There are a couple of scenes in which we dissolve through a lengthy series of shots to show time passing, which work OK but not extraordinarily well.
Editing: There are some random flash-transitions toward the end of the film that seemed a bit out of place, perhaps because they are not used consistently throughout, and their use didn’t seem particularly intentional.
Music and Sound: There’s a lot of bells, tones, and melancholy instrumentation that weaves a feeling of ominous foreboding well. Occasional happy music is juxtaposed. Music overall is understated in the film, disappearing into the background, until late in the film when we hear the first vocal track, “Since I lost you.” I think it could have been a better film with more carefully selected music of this kind. I’m guessing there was a fair bit of sound effects work on this film, because obviously the many sequences with people walking across bridge were not audio recorded in sync with the visuals due to the extreme distance of camera from subject.

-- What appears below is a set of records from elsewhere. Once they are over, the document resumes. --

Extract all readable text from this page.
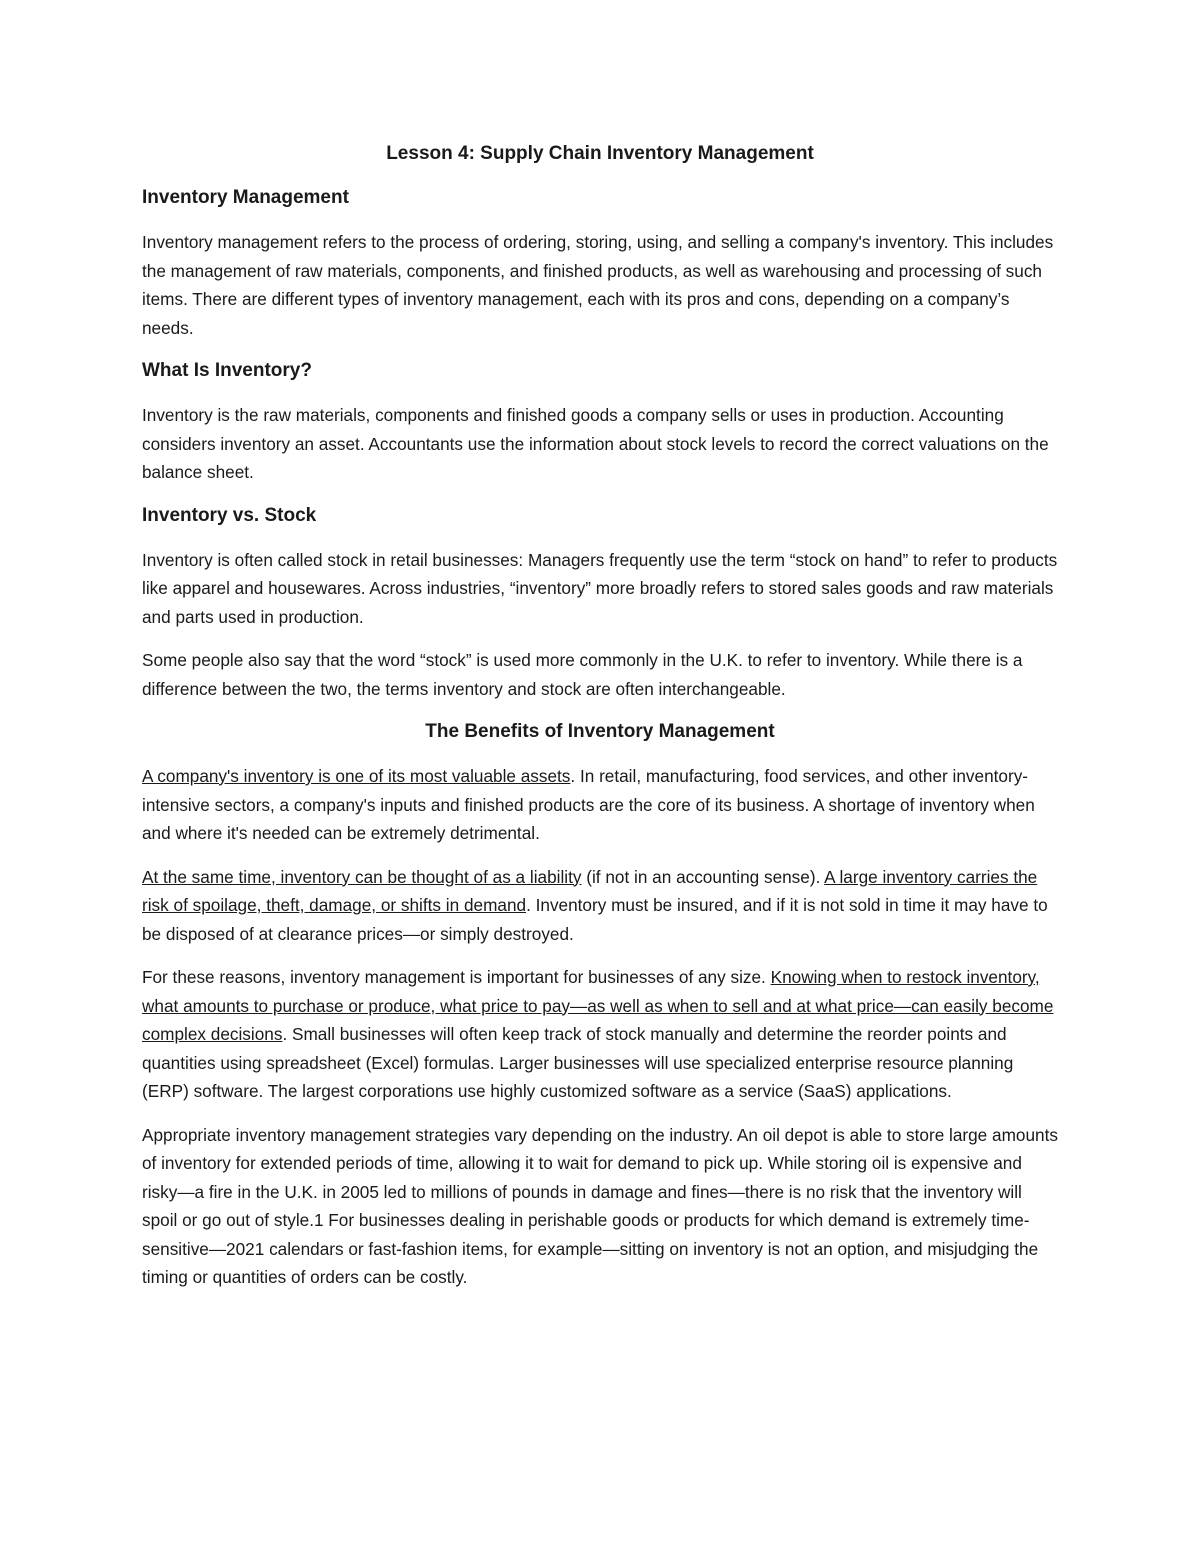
Lesson 4: Supply Chain Inventory Management
Inventory Management

Inventory management refers to the process of ordering, storing, using, and selling a company's inventory. This includes the management of raw materials, components, and finished products, as well as warehousing and processing of such items. There are different types of inventory management, each with its pros and cons, depending on a company’s needs.

What Is Inventory?

Inventory is the raw materials, components and finished goods a company sells or uses in production. Accounting considers inventory an asset. Accountants use the information about stock levels to record the correct valuations on the balance sheet.

Inventory vs. Stock

Inventory is often called stock in retail businesses: Managers frequently use the term “stock on hand” to refer to products like apparel and housewares. Across industries, “inventory” more broadly refers to stored sales goods and raw materials and parts used in production.

Some people also say that the word “stock” is used more commonly in the U.K. to refer to inventory. While there is a difference between the two, the terms inventory and stock are often interchangeable.

The Benefits of Inventory Management

A company's inventory is one of its most valuable assets. In retail, manufacturing, food services, and other inventory-intensive sectors, a company's inputs and finished products are the core of its business. A shortage of inventory when and where it's needed can be extremely detrimental.

At the same time, inventory can be thought of as a liability (if not in an accounting sense). A large inventory carries the risk of spoilage, theft, damage, or shifts in demand. Inventory must be insured, and if it is not sold in time it may have to be disposed of at clearance prices—or simply destroyed.

For these reasons, inventory management is important for businesses of any size. Knowing when to restock inventory, what amounts to purchase or produce, what price to pay—as well as when to sell and at what price—can easily become complex decisions. Small businesses will often keep track of stock manually and determine the reorder points and quantities using spreadsheet (Excel) formulas. Larger businesses will use specialized enterprise resource planning (ERP) software. The largest corporations use highly customized software as a service (SaaS) applications.

Appropriate inventory management strategies vary depending on the industry. An oil depot is able to store large amounts of inventory for extended periods of time, allowing it to wait for demand to pick up. While storing oil is expensive and risky—a fire in the U.K. in 2005 led to millions of pounds in damage and fines—there is no risk that the inventory will spoil or go out of style.1 For businesses dealing in perishable goods or products for which demand is extremely time-sensitive—2021 calendars or fast-fashion items, for example—sitting on inventory is not an option, and misjudging the timing or quantities of orders can be costly.
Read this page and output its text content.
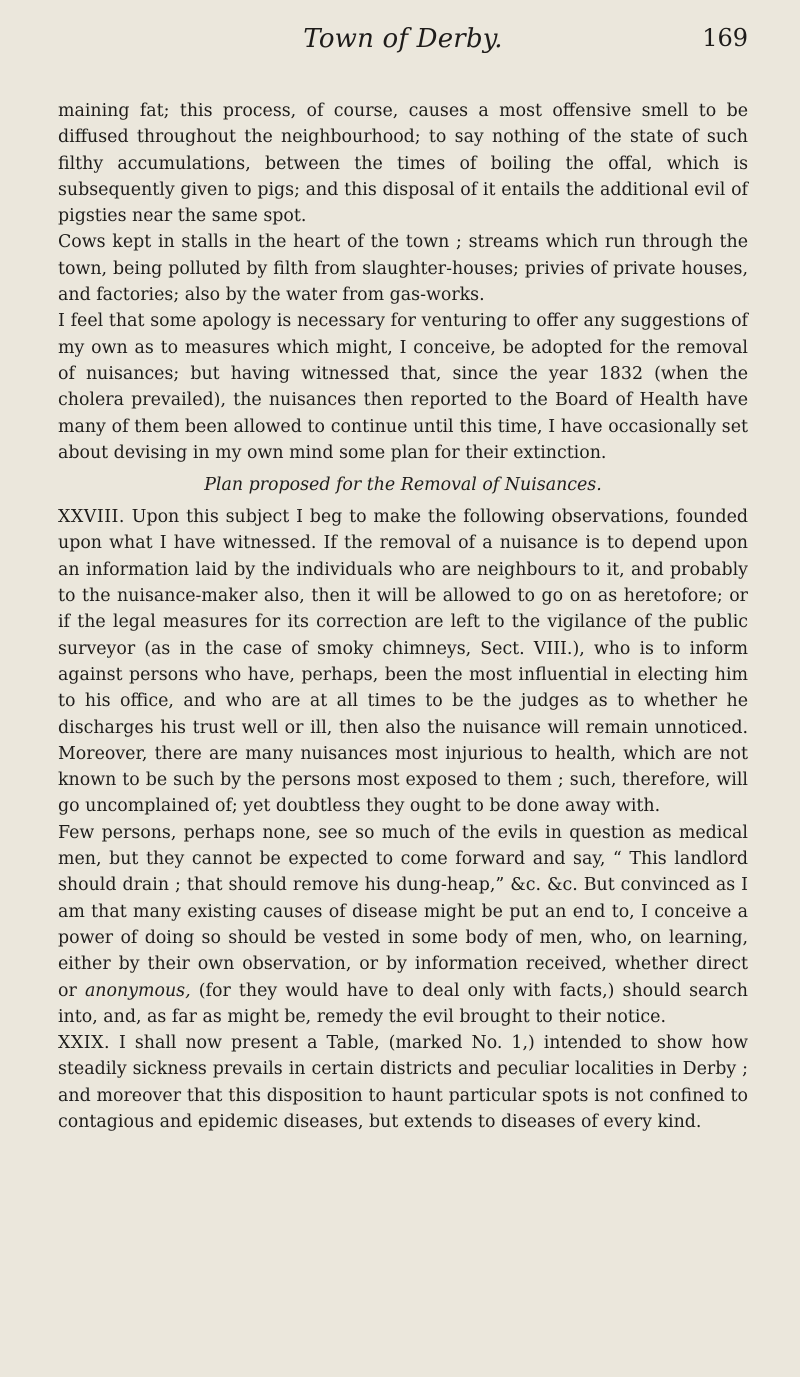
Town of Derby.	169

maining fat; this process, of course, causes a most offensive smell to be diffused throughout the neighbourhood; to say nothing of the state of such filthy accumulations, between the times of boiling the offal, which is subsequently given to pigs; and this disposal of it entails the additional evil of pigsties near the same spot.

Cows kept in stalls in the heart of the town ; streams which run through the town, being polluted by filth from slaughter-houses; privies of private houses, and factories; also by the water from gas-works.

I feel that some apology is necessary for venturing to offer any suggestions of my own as to measures which might, I conceive, be adopted for the removal of nuisances; but having witnessed that, since the year 1832 (when the cholera prevailed), the nuisances then reported to the Board of Health have many of them been allowed to continue until this time, I have occasionally set about devising in my own mind some plan for their extinction.

Plan proposed for the Removal of Nuisances.

XXVIII. Upon this subject I beg to make the following observations, founded upon what I have witnessed. If the removal of a nuisance is to depend upon an information laid by the individuals who are neighbours to it, and probably to the nuisance-maker also, then it will be allowed to go on as heretofore; or if the legal measures for its correction are left to the vigilance of the public surveyor (as in the case of smoky chimneys, Sect. VIII.), who is to inform against persons who have, perhaps, been the most influential in electing him to his office, and who are at all times to be the judges as to whether he discharges his trust well or ill, then also the nuisance will remain unnoticed. Moreover, there are many nuisances most injurious to health, which are not known to be such by the persons most exposed to them ; such, therefore, will go uncomplained of; yet doubtless they ought to be done away with.

Few persons, perhaps none, see so much of the evils in question as medical men, but they cannot be expected to come forward and say, “ This landlord should drain ; that should remove his dung-heap,” &c. &c. But convinced as I am that many existing causes of disease might be put an end to, I conceive a power of doing so should be vested in some body of men, who, on learning, either by their own observation, or by information received, whether direct or anonymous, (for they would have to deal only with facts,) should search into, and, as far as might be, remedy the evil brought to their notice.

XXIX. I shall now present a Table, (marked No. 1,) intended to show how steadily sickness prevails in certain districts and peculiar localities in Derby ; and moreover that this disposition to haunt particular spots is not confined to contagious and epidemic diseases, but extends to diseases of every kind.
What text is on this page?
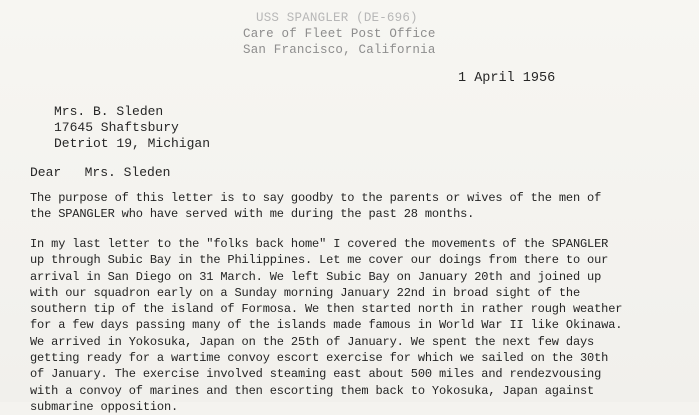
USS SPANGLER (DE-696)
Care of Fleet Post Office
San Francisco, California
1 April 1956
Mrs. B. Sleden
17645 Shaftsbury
Detriot 19, Michigan
Dear   Mrs. Sleden
The purpose of this letter is to say goodby to the parents or wives of the men of
the SPANGLER who have served with me during the past 28 months.
In my last letter to the "folks back home" I covered the movements of the SPANGLER
up through Subic Bay in the Philippines. Let me cover our doings from there to our
arrival in San Diego on 31 March. We left Subic Bay on January 20th and joined up
with our squadron early on a Sunday morning January 22nd in broad sight of the
southern tip of the island of Formosa. We then started north in rather rough weather
for a few days passing many of the islands made famous in World War II like Okinawa.
We arrived in Yokosuka, Japan on the 25th of January. We spent the next few days
getting ready for a wartime convoy escort exercise for which we sailed on the 30th
of January. The exercise involved steaming east about 500 miles and rendezvousing
with a convoy of marines and then escorting them back to Yokosuka, Japan against
submarine opposition.
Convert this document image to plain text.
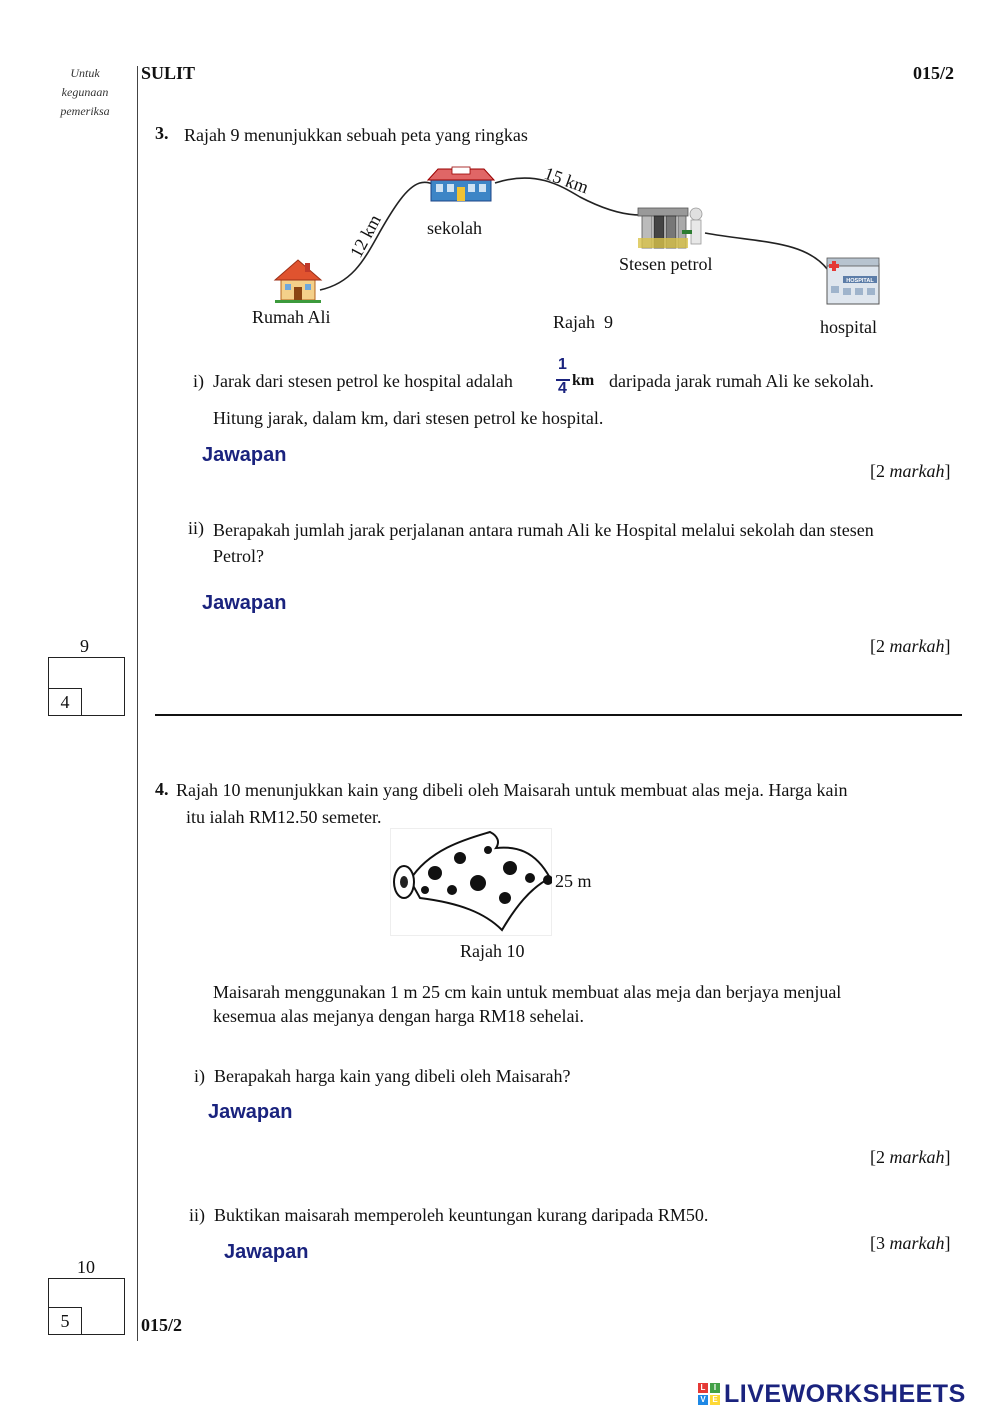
Untuk
kegunaan
pemeriksa
SULIT	015/2
3. Rajah 9 menunjukkan sebuah peta yang ringkas
HOSPITAL
12 km
15 km
Rumah Ali
sekolah
Stesen petrol
hospital
Rajah  9
i) Jarak dari stesen petrol ke hospital adalah
1
4 km daripada jarak rumah Ali ke sekolah.
Hitung jarak, dalam km, dari stesen petrol ke hospital.
Jawapan
[2 markah]
ii) Berapakah jumlah jarak perjalanan antara rumah Ali ke Hospital melalui sekolah dan stesen
Petrol?
Jawapan
[2 markah]
9
4
4. Rajah 10 menunjukkan kain yang dibeli oleh Maisarah untuk membuat alas meja. Harga kain
itu ialah RM12.50 semeter.
25 m
Rajah 10
Maisarah menggunakan 1 m 25 cm kain untuk membuat alas meja dan berjaya menjual
kesemua alas mejanya dengan harga RM18 sehelai.
i) Berapakah harga kain yang dibeli oleh Maisarah?
Jawapan
[2 markah]
ii) Buktikan maisarah memperoleh keuntungan kurang daripada RM50.
[3 markah]
Jawapan
10
5	015/2
L	I
V E LIVEWORKSHEETS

I couldn’t wait to watch the extras after screening this film, because a film of this kind raises many questions. Why did Steel want to make it? How did he get permission from participants? Some of these questions are revealed, and others are not. In doing a bit of research, I learned that Steel wasn’t entirely forthcoming about the subject of the film when he applied for the permits to make it – he said it was a film about the bridge, rather than about suicide. And some reports suggest he also did not reveal to family members that their voiceover would be used with actual footage of their loved one jumping. I would have liked to have heard him be more forthcoming about those questions and his thought process.